Internet2/SURA P2P Workshop Summary

By Ben Chinowsky

A workshop titled Collaborative Computing in Higher Education: Peer-to-Peer and Beyond took place January 30-31, 2002, at Arizona State University. The workshop assembled experts from academia, industry, and government to share experiences with peer-to-peer (P2P) technologies and suggest future directions for P2P and related technologies in higher education. Here are some of the major themes, along with a very small sample of the ideas put forward:

  • P2P as a bandwidth hog. While workshop chair Ana Preston opened the meeting by noting that "university response to P2P has been largely reactive; we want to try to find a way to be more proactive, and beyond that, become part of it", for many in academia the inescapable starting point is that P2P means Napster and similar large-file-sharing technologies, and these technologies mean major hassles with bandwidth management. While there was broad agreement that P2P provides excellent motivation for universities to upgrade network capacity, there was also an acute awareness that this is not always a workable short-term solution. Joe St. Sauver predicted that "you're going to see Ethernet switches that only deliver 256K to each port, and they'll sell like hotcakes." On the other hand, there was also much interest in engineering better network awareness into filesharing applications in order to reduce their bandwidth usage.
  • P2P and copyright. There was much discussion of the responsibilities of universities with respect to copyright; while there was no consensus on how to approach this, the dominant sentiment appeared to be that universities have a responsibility to inform their students of the law, but not to police them. Bill St. Arnaud pointed out an interesting relationship between the bandwidth-hogging and copyright issues: "Right now we can justify throttling P2P traffic because of copyright issues -- when it becomes legit, we have a problem."
  • P2P for education. Though P2P has so far been little developed as a tool for education, there was broad agreement that there is great potential here. Bill St. Arnaud discussed the potential uses of P2P in "eScience", the goal of which he gave as "to allow students and eventually members of the general public to be full participants in scientific discovery and innovation." David Wiley discussed his work on Peers and Learning: A Solution to the "Teacher Bandwidth" Problem. Wiley lays great stress on the impossibility of ever being able to completely take asking a real person out of the information-finding process; as Slashdot-like communities will always be needed, it's important to make them work as well as possible.
  • Resource discovery. Finding things in a P2P system gets much harder when you're not dealing with widely replicated content in a single standard format (as with Napster and MP3s) but rather with, for example, expert knowledge of a wide range of subjects. This gives great importance to work on search architectures and metadata. Eytan Adar presented SHOCK (Social Harvesting of Community Knowledge), developed to track down experts at Hewlett-Packard. SHOCK clients index what each user does and create locally-stored profiles of each user's expertise; questions are submitted in XML format, and a server helps direct questioners to the right expert. Internet2 Middleware Initiative chair Ken Klingenstein noted the applicability of much of I2-MI's work to providing the resource-discovery "plumbing" for P2P.
  • P2P and other advanced networking technologies. P2P issues are inseparable from issues in other areas of advanced networking. For example, Yoid (Your Own Internet Distribution) does multicast at the applications level; QoS technologies offer solutions to the bandwidth management issues posed by P2P; and IPv6 offers support for QoS, as well as providing addresses for the millions upon millions of peers that will be created by technologies like Smart Dust. Steve Wallace observed that "Higher education is one of the last communities where the end-to-end paradigm persists, and it's at risk there as well. There's a push to support IPv6 in higher education: if you want P2P you want end-to-end, and if you want end-to-end, support IPv6."
  • Hybrid approaches. Many P2P applications incorporate "superpeers" and servers to perform specialized functions. David Anderson noted that his SETI@home project, often cited as an example of the promise of P2P, is strictly speaking not a P2P system at all, but rather an "inverted client-server" system. Werner Vogel pointed out that there is a huge amount of older research on distributed systems that's ripe for application to P2P.
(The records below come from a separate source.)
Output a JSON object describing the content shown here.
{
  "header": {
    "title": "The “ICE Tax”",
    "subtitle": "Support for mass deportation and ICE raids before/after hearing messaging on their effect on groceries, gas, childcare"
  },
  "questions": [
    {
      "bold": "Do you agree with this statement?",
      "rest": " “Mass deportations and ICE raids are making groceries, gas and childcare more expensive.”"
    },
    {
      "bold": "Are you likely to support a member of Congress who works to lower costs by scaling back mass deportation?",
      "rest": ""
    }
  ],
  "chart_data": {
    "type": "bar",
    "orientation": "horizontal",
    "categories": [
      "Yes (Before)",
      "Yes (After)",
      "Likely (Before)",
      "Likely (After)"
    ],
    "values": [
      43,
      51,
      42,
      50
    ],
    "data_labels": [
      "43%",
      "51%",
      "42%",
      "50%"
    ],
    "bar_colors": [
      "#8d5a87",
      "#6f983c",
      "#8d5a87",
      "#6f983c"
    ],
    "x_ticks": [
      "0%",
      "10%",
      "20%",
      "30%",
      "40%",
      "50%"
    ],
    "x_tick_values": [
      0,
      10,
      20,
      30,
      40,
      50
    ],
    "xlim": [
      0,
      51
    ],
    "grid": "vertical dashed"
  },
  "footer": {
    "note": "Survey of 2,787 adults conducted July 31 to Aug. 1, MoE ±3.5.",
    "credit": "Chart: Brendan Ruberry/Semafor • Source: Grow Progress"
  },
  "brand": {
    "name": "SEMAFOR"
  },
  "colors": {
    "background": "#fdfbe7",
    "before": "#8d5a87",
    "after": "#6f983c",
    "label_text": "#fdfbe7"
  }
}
The workshop participants shared a sense that P2P and related technologies have only just begun to be tapped; Micah Beck suggested that "the challenge for Internet2 is not to support distributed P2P per se, but to support users in whatever they'll think of to do next." Abstracts and presentations from the workshop are available, as are workshop-inspired predictions from Andy Oram, one of the keynote speakers.